Beberapa pengamat menyayangkan, analogi Amien Rais ini terlalu kasar jika menyebut pemilihan sebagai sebuah perang, pertempuran, dan perseteruan. Meskipun, pada dasarnya masa-masa sebelum pilpres sendiri terlihat dipenuhi oleh kehura-huraan umpatan, hasudan, perang pemikiran, dan saling klaim paling benar. Secara kontekstual, maka pendapat Amien Rais ini bisa dikatakan mendekati hal yang benar.

Analogi Amien disitir oleh Arbi Sanit sebagai ketidak-tepatan dalam menganalogikan satu hal terhadap hal lain; antara agama dan persoalan murni politik. Hal ini jika dicerna oleh masyarakat umum akan menimbulkan berbagai penafsiran; dalam perang –baik itu Holy War atau pun perang atas nama Negara- cara apa pun dihalalkan. Penganalogian Amien, pilpres terhadap perang badar dikhawatirkan akan mengarahkan siapa pun yang tergabung di dalam penyelenggaraan pilpres ini jatuh ke dalam kubangan "Terrorisme of Politics", politik yang dilandasi oleh pemikiran kekerasan.
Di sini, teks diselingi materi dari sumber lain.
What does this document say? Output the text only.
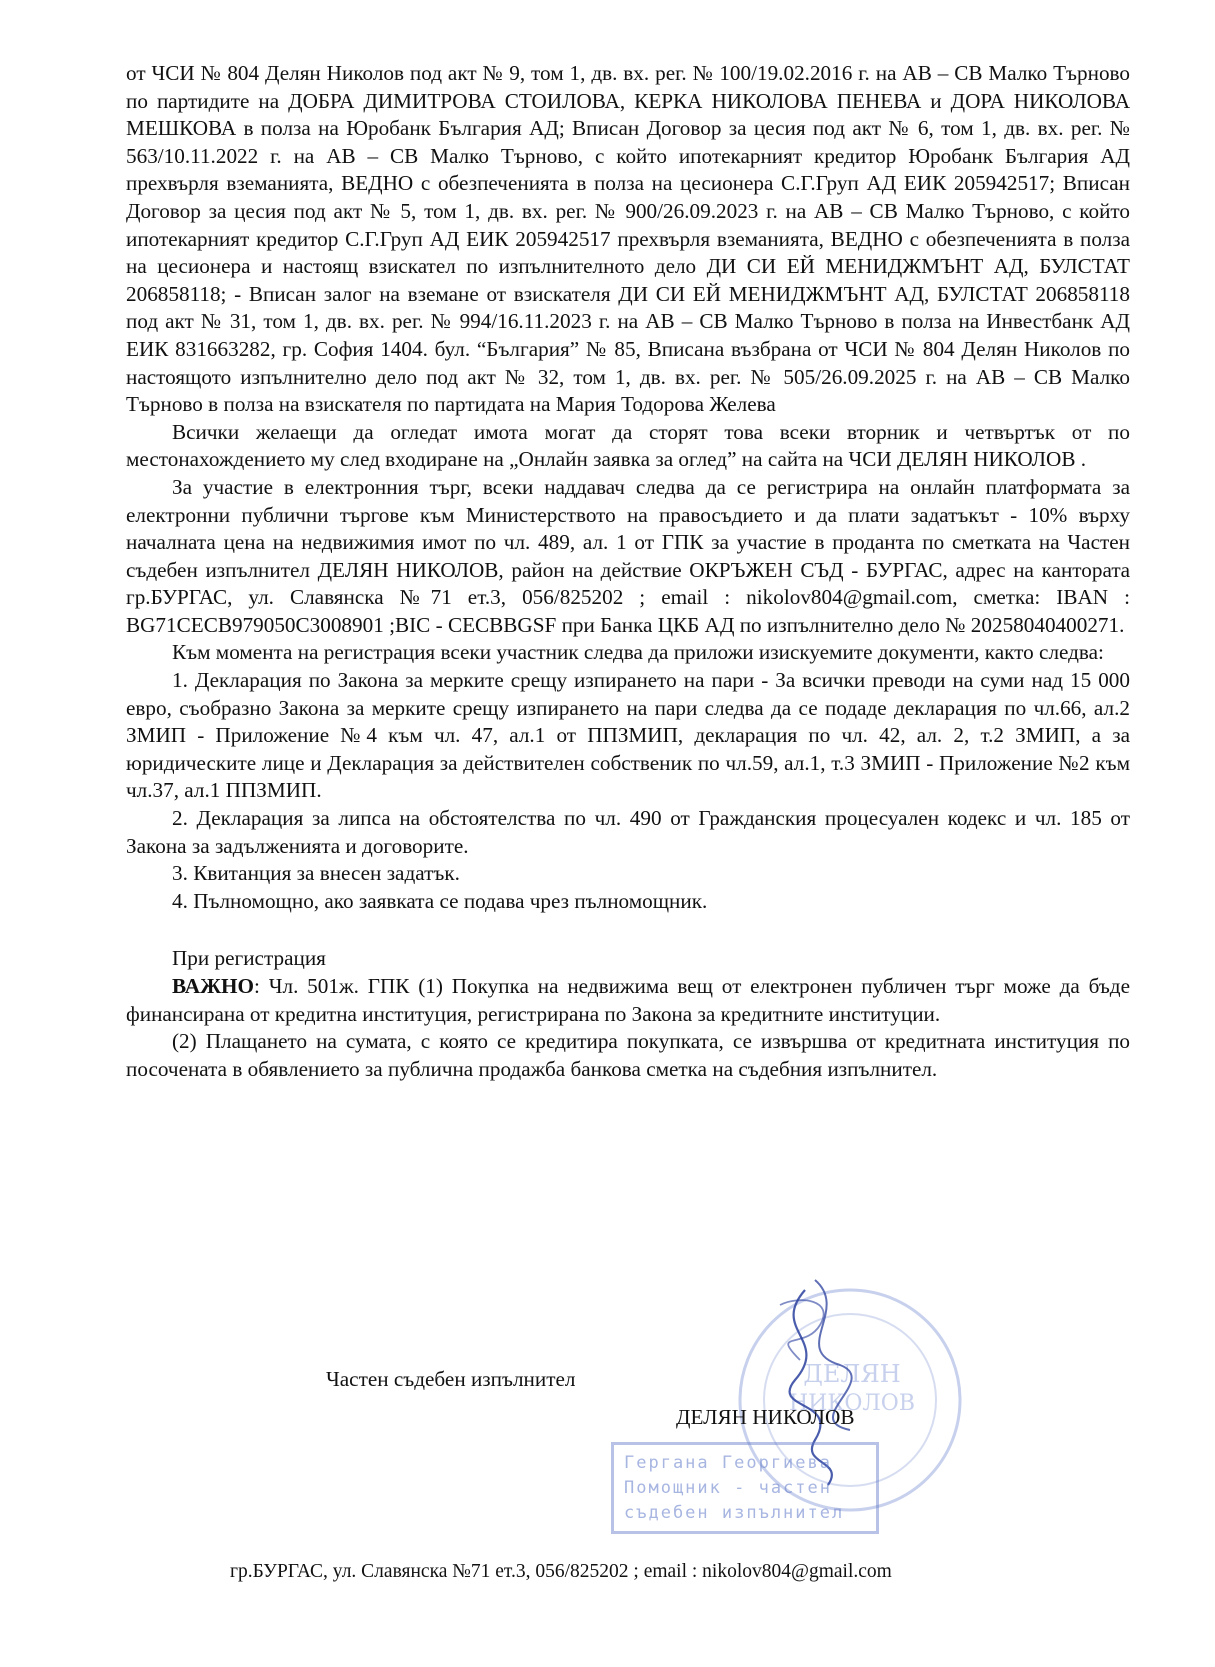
от ЧСИ № 804 Делян Николов под акт № 9, том 1, дв. вх. рег. № 100/19.02.2016 г. на АВ – СВ Малко Търново по партидите на ДОБРА ДИМИТРОВА СТОИЛОВА, КЕРКА НИКОЛОВА ПЕНЕВА и ДОРА НИКОЛОВА МЕШКОВА в полза на Юробанк България АД; Вписан Договор за цесия под акт № 6, том 1, дв. вх. рег. № 563/10.11.2022 г. на АВ – СВ Малко Търново, с който ипотекарният кредитор Юробанк България АД прехвърля вземанията, ВЕДНО с обезпеченията в полза на цесионера С.Г.Груп АД ЕИК 205942517; Вписан Договор за цесия под акт № 5, том 1, дв. вх. рег. № 900/26.09.2023 г. на АВ – СВ Малко Търново, с който ипотекарният кредитор С.Г.Груп АД ЕИК 205942517 прехвърля вземанията, ВЕДНО с обезпеченията в полза на цесионера и настоящ взискател по изпълнителното дело ДИ СИ ЕЙ МЕНИДЖМЪНТ АД, БУЛСТАТ 206858118; - Вписан залог на вземане от взискателя ДИ СИ ЕЙ МЕНИДЖМЪНТ АД, БУЛСТАТ 206858118 под акт № 31, том 1, дв. вх. рег. № 994/16.11.2023 г. на АВ – СВ Малко Търново в полза на Инвестбанк АД ЕИК 831663282, гр. София 1404. бул. “България” № 85, Вписана възбрана от ЧСИ № 804 Делян Николов по настоящото изпълнително дело под акт № 32, том 1, дв. вх. рег. № 505/26.09.2025 г. на АВ – СВ Малко Търново в полза на взискателя по партидата на Мария Тодорова Желева

Всички желаещи да огледат имота могат да сторят това всеки вторник и четвъртък от по местонахождението му след входиране на „Онлайн заявка за оглед” на сайта на ЧСИ ДЕЛЯН НИКОЛОВ .

За участие в електронния търг, всеки наддавач следва да се регистрира на онлайн платформата за електронни публични търгове към Министерството на правосъдието и да плати задатъкът - 10% върху началната цена на недвижимия имот по чл. 489, ал. 1 от ГПК за участие в проданта по сметката на Частен съдебен изпълнител ДЕЛЯН НИКОЛОВ, район на действие ОКРЪЖЕН СЪД - БУРГАС, адрес на канторатa гр.БУРГАС, ул. Славянска №71 ет.3, 056/825202 ; email : nikolov804@gmail.com, сметка: IBAN : BG71CECB979050C3008901 ;BIC - CECBBGSF при Банка ЦКБ АД по изпълнително дело № 20258040400271.

Към момента на регистрация всеки участник следва да приложи изискуемите документи, както следва:

1. Декларация по Закона за мерките срещу изпирането на пари - За всички преводи на суми над 15 000 евро, съобразно Закона за мерките срещу изпирането на пари следва да се подаде декларация по чл.66, ал.2 ЗМИП - Приложение №4 към чл. 47, ал.1 от ППЗМИП, декларация по чл. 42, ал. 2, т.2 ЗМИП, а за юридическите лице и Декларация за действителен собственик по чл.59, ал.1, т.3 ЗМИП - Приложение №2 към чл.37, ал.1 ППЗМИП.

2. Декларация за липса на обстоятелства по чл. 490 от Гражданския процесуален кодекс и чл. 185 от Закона за задълженията и договорите.

3. Квитанция за внесен задатък.

4. Пълномощно, ако заявката се подава чрез пълномощник.

При регистрация

ВАЖНО: Чл. 501ж. ГПК (1) Покупка на недвижима вещ от електронен публичен търг може да бъде финансирана от кредитна институция, регистрирана по Закона за кредитните институции.

(2) Плащането на сумата, с която се кредитира покупката, се извършва от кредитната институция по посочената в обявлението за публична продажба банкова сметка на съдебния изпълнител.

ДЕЛЯН
НИКОЛОВ
Частен съдебен изпълнител
ДЕЛЯН НИКОЛОВ
Гергана Георгиева
Помощник - частен
съдебен изпълнител
гр.БУРГАС, ул. Славянска №71 ет.3, 056/825202 ; email : nikolov804@gmail.com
Lebih jauh, derivasi  Amien terhadap analogi ini lebih menjurus terhadap aspek kejiwaan, Perang Badar identik dengan keikhlasan, kemenangan yang diraih dengan niat tulus dalam membela keyakinan. Namun pada sisi lain, Amien membenturkan analogi Perang Badar sebagai bentuk keikhlasan dengan Perang Uhud yang identik dengan kekuasaan, harta rampasan perang. Fakta Sejarah menyebut, kemenangan dalam perang Badar dan kekalahan dalam perang Uhud, meski pun pada perang Uhud ini pada akhirnya pasukan Muslimin mendapatkan kemenangan.
Amien hendak mendekatkan konteks keagamaan dengan politik namun dengan lokasi dan kejadian yang lebih jauh. Bagi kelompok penganut logosentrisme penganalogian ini akan tepat, akan tetapi bagi para pemegang teguh politik praktis murni, penganalogian ini dirasakan cukup mengusik.
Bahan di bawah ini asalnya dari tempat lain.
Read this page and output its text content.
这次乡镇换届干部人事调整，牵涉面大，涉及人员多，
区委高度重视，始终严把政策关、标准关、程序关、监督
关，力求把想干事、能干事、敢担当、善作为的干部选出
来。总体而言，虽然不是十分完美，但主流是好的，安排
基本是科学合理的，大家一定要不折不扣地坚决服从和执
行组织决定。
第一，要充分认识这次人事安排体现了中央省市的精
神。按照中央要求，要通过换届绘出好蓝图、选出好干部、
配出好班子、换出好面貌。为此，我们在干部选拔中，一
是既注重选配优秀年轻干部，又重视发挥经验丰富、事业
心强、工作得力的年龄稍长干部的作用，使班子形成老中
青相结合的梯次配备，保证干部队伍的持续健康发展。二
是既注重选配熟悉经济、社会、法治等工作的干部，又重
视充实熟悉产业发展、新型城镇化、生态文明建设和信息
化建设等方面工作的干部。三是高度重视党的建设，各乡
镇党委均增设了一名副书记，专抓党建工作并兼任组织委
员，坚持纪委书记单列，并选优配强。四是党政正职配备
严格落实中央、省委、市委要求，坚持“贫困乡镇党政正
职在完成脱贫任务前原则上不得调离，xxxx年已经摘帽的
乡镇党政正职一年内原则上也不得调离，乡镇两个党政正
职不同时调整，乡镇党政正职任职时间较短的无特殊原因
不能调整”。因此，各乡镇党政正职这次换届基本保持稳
Kosmologi Jawa, Sunda, bahkan dalam berbagai peradaban dunia, kehadiran seorang "Satria Piningit" merupakan bentuk idealis dan harapan sebagian besar kelompok. Mayoritas manusia merindukan kehadiran sosok "Satria Piningit". Ini merupakan simbol, dalam kosmologi Jawa dan Sunda tertera dalam dua naskah kuno, Ronggowarsito Jayabaya dan Uga Wangsit Siliwangi. Jayabaya menyebut "Satria Piningit", dalam Uga Wangsit Siliwangi disebut " Budak Angon", dalam tradisi semitik disebut "Imam Mahdi atau Mesiah".

Tiga penyebutan ini secara substansi memiliki akar kesamaan makna. Satria Piningit merupakan orang yang mendapatkan wahyu cakraningrat, dipingit oleh kekuatan relijius. Budak Angon merupakan manusia yang akan memiliki pola asuh, secara langsung karena telah diasuh sebelumnya secara benar. Mesiah secara harfiah adalah seorang pejalan. Masing-masing tim pemenangan berusaha meraih simpati pemilih dengan melakukan pendekatan ke dalam kajian paralogis ini, lebih kasar berani menyentuh hal-hal klenik.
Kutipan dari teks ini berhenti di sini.